SmartHome: Enable the Echo to discover and control a wide variety of smart home devices like lights, sensors and lots over different networking technologies like Zigbee, LoRa, WiFi, BLE and more recently Matter

Device Analytics: As a side project, I (with 2 other junior engineers) developed a tool called Tango that periodically collects anonymized device logs from Beta customers, indexes them into a NoSQL database like ElasticSearch and allows developers and testers to continuously monitor the performance of Echo devices. This tool gained in popularity and was soon extended to other Amazon devices like FireTV and Echo Auto. My team then expanded the scope of the tool to also include device metrics which provided valuable insight on how customers use the device. For example, the first 2 generations of Echo had a movable ring to control device volume. The metrics data revealed that a very small fraction of customers use this ring to change volume, but rather opt to use a voice command instead. This prompted the Hardware team to replace the ring with less expensive push buttons, thereby reducing the BOM cost of future generation devices

Worked on several software features of the networking stack that runs on Cisco's portfolio of routers, switches and wireless access points. These include

802.11v
(https://standards.ieee.org/ieee/802.11v/3695/)
Contributed to the IEEE 802.11v specification for features related to client device power savings.

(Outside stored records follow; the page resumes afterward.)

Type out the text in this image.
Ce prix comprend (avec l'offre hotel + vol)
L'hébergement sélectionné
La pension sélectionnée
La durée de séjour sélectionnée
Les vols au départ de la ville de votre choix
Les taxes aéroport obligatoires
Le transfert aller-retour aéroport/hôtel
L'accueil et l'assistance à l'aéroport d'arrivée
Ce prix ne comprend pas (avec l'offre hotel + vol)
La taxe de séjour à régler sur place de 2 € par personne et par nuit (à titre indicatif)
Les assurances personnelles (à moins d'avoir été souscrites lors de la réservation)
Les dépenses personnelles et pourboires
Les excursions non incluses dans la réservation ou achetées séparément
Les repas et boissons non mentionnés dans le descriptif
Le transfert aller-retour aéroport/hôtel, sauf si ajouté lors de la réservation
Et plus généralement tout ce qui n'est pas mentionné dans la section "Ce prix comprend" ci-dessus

Designed and implemented features such as Directed Multicast Service (DMS), TIM Broadcast, Proxy ARP, BSS Max Idle, Traffic Filtering Service (TFS) and BSS Transition Management.

Application Visibility and Control (AVC)
(https://www.cisco.com/c/en/us/td/docs/ios/solutions_docs/avc/guide/avc-user-guide/avc_tech_overview.html)
Key member of the team that designed and implemented the core metric definition, parsing, aggregation and transmission logic for the overall AVC solution.


Media Frame Protection
Developed a QoS packet marking scheme that improves the quality of real-time interactive video streaming over a network when the bottleneck link is oversubscribed by upto 20%